Farewell iiNet

Michael Malone looks on as iiNet shareholders vote in favour of sale to TPG

Tomorrow TPG take over Perth’s (as yet only) billion dollar tech startup, Australia’s #2 internet service provider iiNet, with financial settlement on the deal.

Founded in his Mum’s Padbury garage in 1993, because newly graduated Michael Malone wanted to continue to use the internet post university, the rise of iiNet is testament to Michael’s audacity, vision and hard work, and in latter years, as an example of a company that truly understood (and lived and breathed) that the customer was always at the centre of things.

In the mid and late 1990s, with government-owned Telstra slow to get into national broadband, a whole host of small ISPs were established in Perth. iiNet was quick to soak them up as it grew to its own IPO and beyond.

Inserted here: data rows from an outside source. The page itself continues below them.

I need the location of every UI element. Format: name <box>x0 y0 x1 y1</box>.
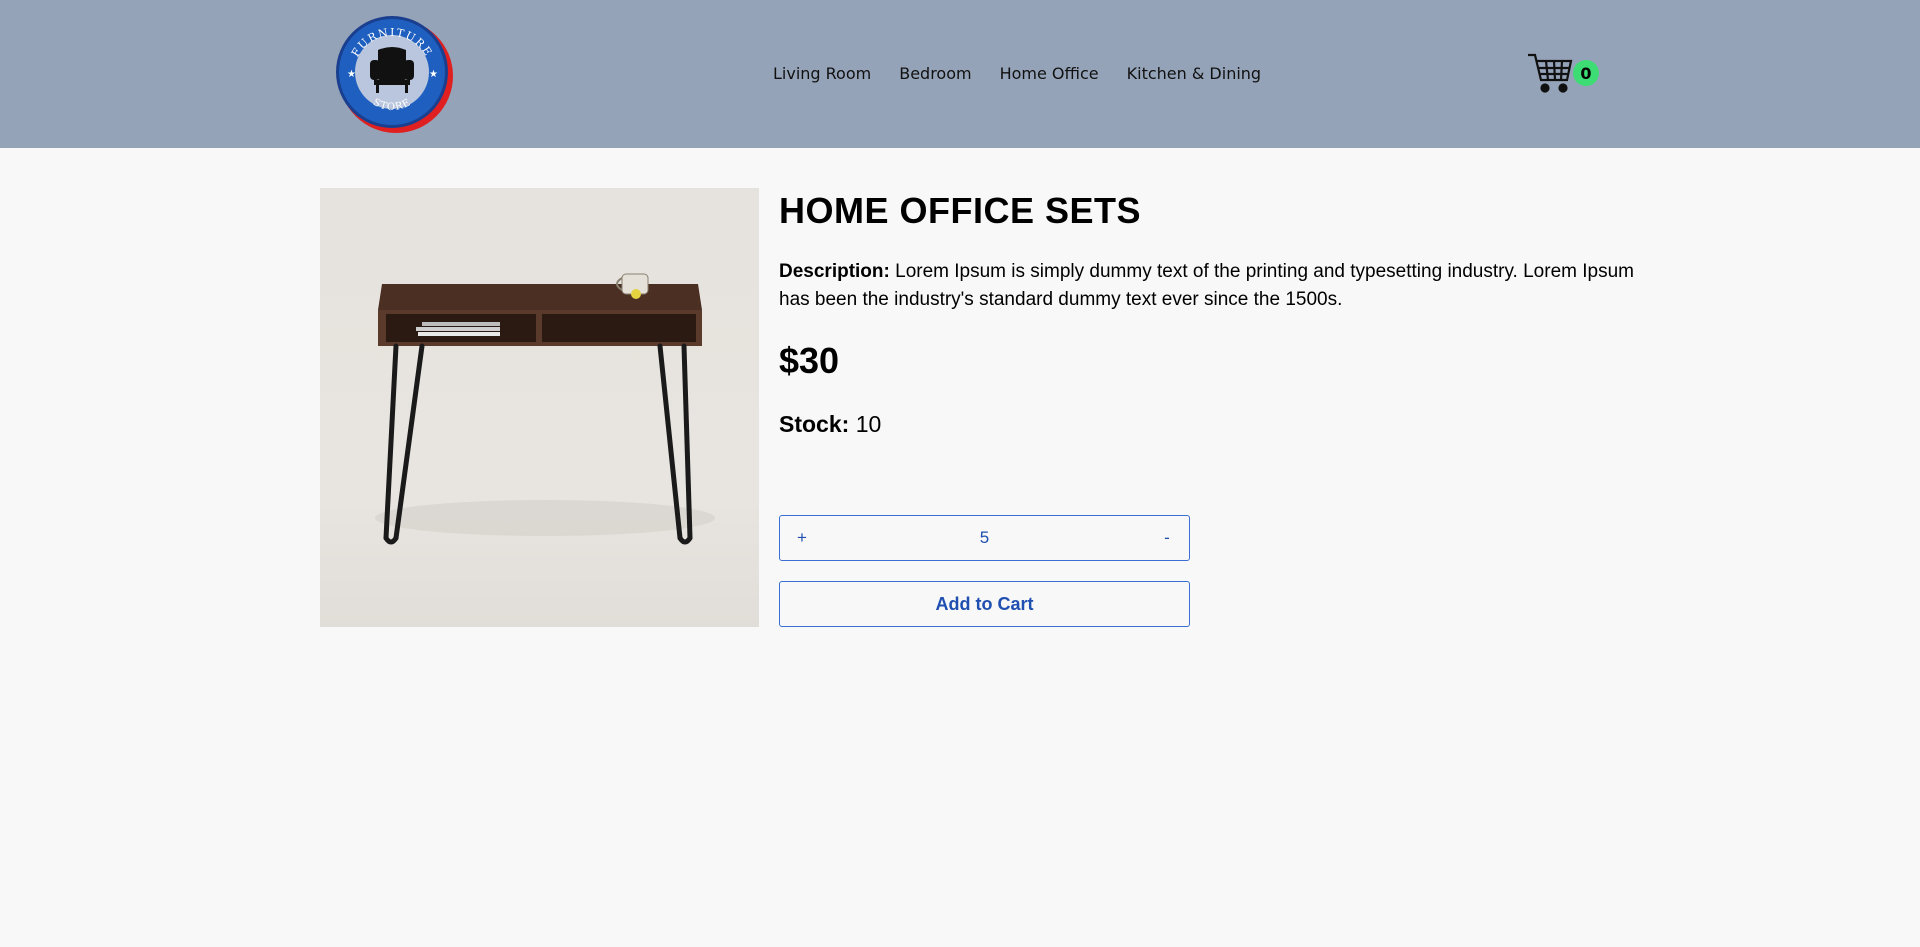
product-image <box>320 188 759 627</box>
shopping-cart-icon[interactable] <box>1527 52 1573 94</box>
description-text: Lorem Ipsum is simply dummy text of the … <box>779 261 1634 310</box>
stock-value: 10 <box>855 411 882 437</box>
nav-kitchen-dining[interactable]: Kitchen & Dining <box>1127 64 1261 83</box>
svg-text:★: ★ <box>429 69 438 80</box>
quantity-stepper: + 5 - <box>779 515 1190 561</box>
main-nav: Living Room Bedroom Home Office Kitchen … <box>773 64 1261 83</box>
stock-label: Stock: <box>779 411 850 437</box>
nav-bedroom[interactable]: Bedroom <box>899 64 971 83</box>
quantity-value[interactable]: 5 <box>824 528 1145 548</box>
decrement-button[interactable]: - <box>1145 528 1189 548</box>
product-title: HOME OFFICE SETS <box>779 190 1142 231</box>
nav-living-room[interactable]: Living Room <box>773 64 871 83</box>
description-label: Description: <box>779 261 890 282</box>
cart-count-badge: 0 <box>1573 60 1599 86</box>
product-stock: Stock: 10 <box>779 411 881 438</box>
site-header: FURNITURE STORE ★ ★ Living Room Bedroom … <box>0 0 1920 148</box>
add-to-cart-button[interactable]: Add to Cart <box>779 581 1190 627</box>
svg-text:★: ★ <box>347 69 356 80</box>
store-logo[interactable]: FURNITURE STORE ★ ★ <box>334 14 454 134</box>
product-price: $30 <box>779 340 840 381</box>
product-description: Description: Lorem Ipsum is simply dummy… <box>779 258 1659 314</box>
nav-home-office[interactable]: Home Office <box>1000 64 1099 83</box>
increment-button[interactable]: + <box>780 528 824 548</box>
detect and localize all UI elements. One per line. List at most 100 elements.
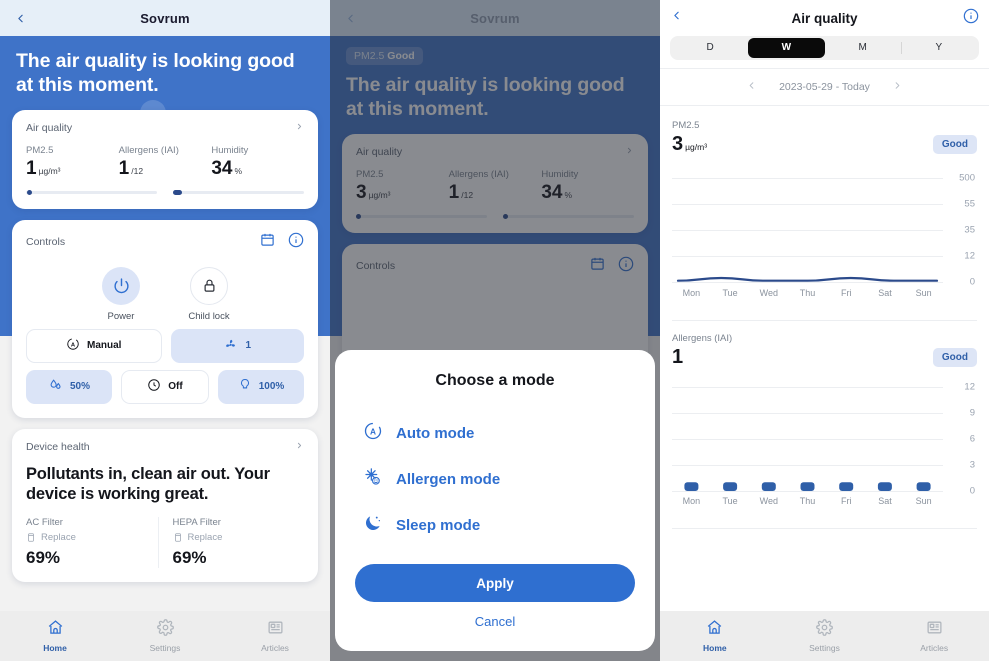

Michael took the company public in 1997, acquiring Wantree, Networks and Net Trek along the way. In the 2000s, a dozen other acquisitions occurred including Malcolm Turnbull’s own Ozemail, and New Zealand’s iHug.

As iiNet grew so it went head to head with Telstra, and then, in 2005/6 a stutter occurred, which was almost terminal. Due to some accounting problem post a recent takeover, results sent to the market were later revised, causing the stock to be suspended for weeks, and a decimation in share price. This brought in new board members and the sale of iHug.

It proved to be a mere misstep, from which the subsequent acquisitions of Up’n’Away, Westnet, Netspace and Internode pushed it past Optus into 2nd place in the residential broadband market in Australia, with only the now privatised Telstra ahead of it.

In 2008, peering from afar was an unlikely foe – the Hollywood movie industry. In attempt to knock off a small fish on the other side of the world, as some test case for further legal action elsewhere, a class action was brought against iiNet by 34 movie and TV companies including the mights of 20th Century Fox, Warner Bros and Village Roadshow. They claimed iiNet should have done more to prevent illegal downloading of movies by its customers, which iiNet argued was akin to blaming road building companies for every car crash. iiNet famously won the case, and two subsequent appeals. Other ISPs around the world breathed a sigh of relief.

After 20 years in charge in 2013/14, Michael took 6 months off to go mountain climbing and respected former Brit and CFO David Buckingham took over in an interim role. When Michael returned, his heart was not really in it, and he left for good in mid 2014, still a major shareholder and no less passionate, but with other things on his mind. He remarried and moved to New South Wales, buying himself a large mansion in the country. He joined a few startups as a board member.

When low cost provider TPG made an offer to iiNet earlier this year Michael was incensed, claiming the board had lost all growth plans for the company and were folding too easily. In a prescient warning, he said the board and TPG were “appalling silent on the impact this would have on our staff and customers.”

Michael had made ‘serving the customer‘ the be all and end all of the company. Everyone, including him, was remunerated on NPS (net promoter score) – a gauge of how evangelical your customers are with your service. iiNet won award after award for this.

A few months later a rival bid came in from M2 which prompted TPG to up their initial offer. In July Michael bowed to the inevitable and 95% of shareholding went along with the deal. He looked saddened (see picture) but also must have felt pride in the final valuation.

2 weeks ago the deal passed its last administrative hurdle, with the ACCC allowing the merger to go ahead. The following week TPG acted swiftly, removing the CEO David Buckingham, and many management reporting lines were changed. An interim board was put in place, which disbands tomorrow. The swiftness of these moves were a shock to many inside, and outside, the company.

Time will tell if the customer-focus essence of iiNet will remain. Many fear that if their well renowned devotion to customers drops away, so may the client base. 600 staff inhabit 502 Hay Street in Subi – how many will be there by Christmas, or the same time next year?

Whatever happens will not diminish the achievements  of this son of an Irish fence maker, who built up a billion dollar company from scratch, taking customer calls by his bedside at all hours of the night in that Padbury garage back in the early 90s. Over 20 years this brought him many admirers, amazing experiences and enormous wealth. It’s been quite a ride.